Real numbers/1 over 3/Sequence of decimal expansions/Example

We consider the sequence

${\displaystyle {}x_{n}=0.33\ldots 33\,,}$

with exactly ${\displaystyle {}n}$ digits after the point. We claim that this sequence converges to ${\displaystyle {}1/3}$. For this, we have to determine ${\displaystyle {}\vert {0,33\ldots 33-{\frac {1}{3}}}\vert }$, and before we can do this, we have to recall the meaning of a decimal expansion.

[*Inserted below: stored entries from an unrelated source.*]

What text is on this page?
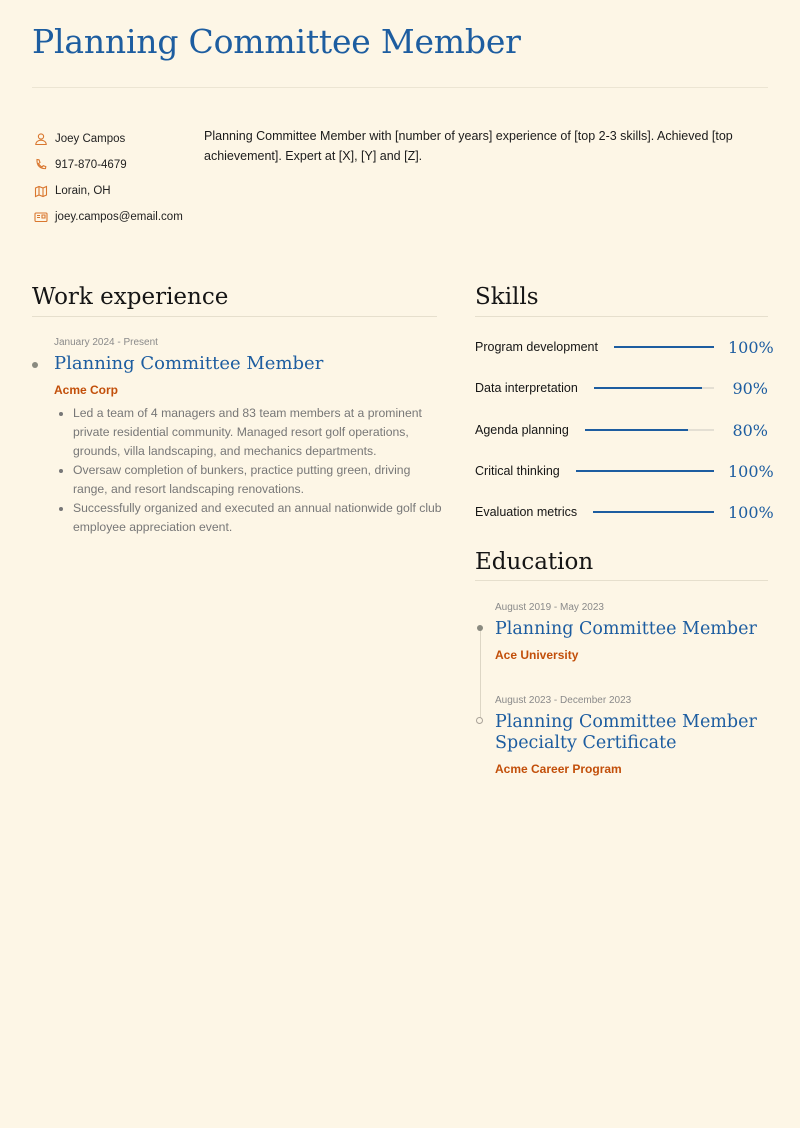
Planning Committee Member
Joey Campos
917-870-4679
Lorain, OH
joey.campos@email.com

Planning Committee Member with [number of years] experience of [top 2-3 skills]. Achieved [top achievement]. Expert at [X], [Y] and [Z].

Work experience
January 2024 - Present
Planning Committee Member
Acme Corp
• Led a team of 4 managers and 83 team members at a prominent private residential community. Managed resort golf operations, grounds, villa landscaping, and mechanics departments.
• Oversaw completion of bunkers, practice putting green, driving range, and resort landscaping renovations.
• Successfully organized and executed an annual nationwide golf club employee appreciation event.
Skills
Program development	100%
Data interpretation	90%
Agenda planning	80%
Critical thinking	100%
Evaluation metrics	100%
Education
August 2019 - May 2023
Planning Committee Member
Ace University
August 2023 - December 2023
Planning Committee Member Specialty Certificate
Acme Career Program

We have

${\displaystyle {}x_{n}=0.33\ldots 33={\frac {33\ldots 33}{10^{n}}}={\frac {\sum _{j=0}^{n-1}3\cdot 10^{j}}{10^{n}}}\,,}$

and therefore

${\displaystyle {}{\begin{aligned}\vert {0,33\ldots 33-{\frac {1}{3}}}\vert &=\vert {{\frac {\sum _{j=0}^{n-1}3\cdot 10^{j}}{10^{n}}}-{\frac {1}{3}}}\vert \\&=\vert {\frac {3\cdot {\left(\sum _{j=0}^{n-1}3\cdot 10^{j}\right)}-10^{n}}{3\cdot 10^{n}}}\vert \\&=\vert {\frac {{\left(\sum _{j=0}^{n-1}9\cdot 10^{j}\right)}-10^{n}}{3\cdot 10^{n}}}\vert \\&=\vert {\frac {-1}{3\cdot 10^{n}}}\vert \\&={\frac {1}{3\cdot 10^{n}}}.\end{aligned}}}$

If now a positive ${\displaystyle {}\epsilon }$ is given, then for ${\displaystyle {}n}$ sufficiently large, this last term is ${\displaystyle {}\leq \epsilon }$.